One day she ran into Dr Miller in the golf club lounge and exclaimed to him in frustration and guilt, “Maybe I never loved Henry after all. How can I feel so good when he’s lying in the ground?”

“You’ve simply resolved your grief, that’s all. I saw that you loved Henry as much as a woman could love any man, but normally, grief doesn’t go on forever. It continues only as long as it takes for you to accept and adjust to the change and for your bond to Henry to fade. You started all those tasks well before Henry actually died. We both knew it was coming.”
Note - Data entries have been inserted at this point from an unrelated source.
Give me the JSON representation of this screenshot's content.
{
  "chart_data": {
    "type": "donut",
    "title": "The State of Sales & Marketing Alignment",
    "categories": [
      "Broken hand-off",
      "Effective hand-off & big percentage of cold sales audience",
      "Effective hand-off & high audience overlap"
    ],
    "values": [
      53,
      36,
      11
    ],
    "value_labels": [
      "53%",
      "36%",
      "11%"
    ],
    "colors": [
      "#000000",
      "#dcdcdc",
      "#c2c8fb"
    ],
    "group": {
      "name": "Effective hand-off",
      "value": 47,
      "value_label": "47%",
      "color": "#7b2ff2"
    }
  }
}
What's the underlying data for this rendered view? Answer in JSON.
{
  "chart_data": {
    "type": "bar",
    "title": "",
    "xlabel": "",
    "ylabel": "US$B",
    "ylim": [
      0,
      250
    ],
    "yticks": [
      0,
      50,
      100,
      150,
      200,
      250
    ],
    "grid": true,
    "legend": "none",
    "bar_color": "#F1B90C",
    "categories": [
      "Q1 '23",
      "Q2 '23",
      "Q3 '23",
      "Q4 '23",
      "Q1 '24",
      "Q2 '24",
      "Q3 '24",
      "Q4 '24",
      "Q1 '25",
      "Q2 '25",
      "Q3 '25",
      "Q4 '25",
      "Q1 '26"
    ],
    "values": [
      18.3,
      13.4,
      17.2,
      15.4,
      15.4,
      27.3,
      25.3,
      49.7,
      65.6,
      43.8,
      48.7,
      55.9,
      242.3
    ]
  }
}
“Oh, that makes sense. Thank you, Dr Miller.”

 

Charles Patterson

I was born in Santa Monica, California, earned a BS degree in biochemistry at California State Polytechnic University in San Luis Obispo in 1962, and an MD at the University of Louisville School of Medicine in 1966. I completed a psychiatry residency at Rollman Psychiatric Institute in Cincinnati in 1970. My working career consisted of private practice in five locations, six fulltime employed positions, and included eighteen hospital staff memberships, sixteen professional titles, and membership in twelve professional organizations; and unintentionally grew into a nomadic life style. My career goal was to learn as much as possible about normal human nature, in addition to make a living. Now my goal has extended to understanding as much as possible, especially life and death. I wrote a newsletter about psychiatry for the general reader to support my practice in Arizona, and consolidated it into my first book in 1984. From that my interest in writing grew along with interest in horse care that was stimulated by my wife’s interest in endurance riding. We enjoyed the sport together during our thirty years of marriage, until we retired in 2008 to an equestrian community near Tehachapi, California, with three horses, two dogs and four cats, and a plan to rejoin the sport, but without realizing they all had become too old. The subsequent loss of my wife to ovarian cancer in 2010, and much of the animal herd, reawakened my interest in the process of death and the potential for “life after death,” that continues to motivate my writing and study.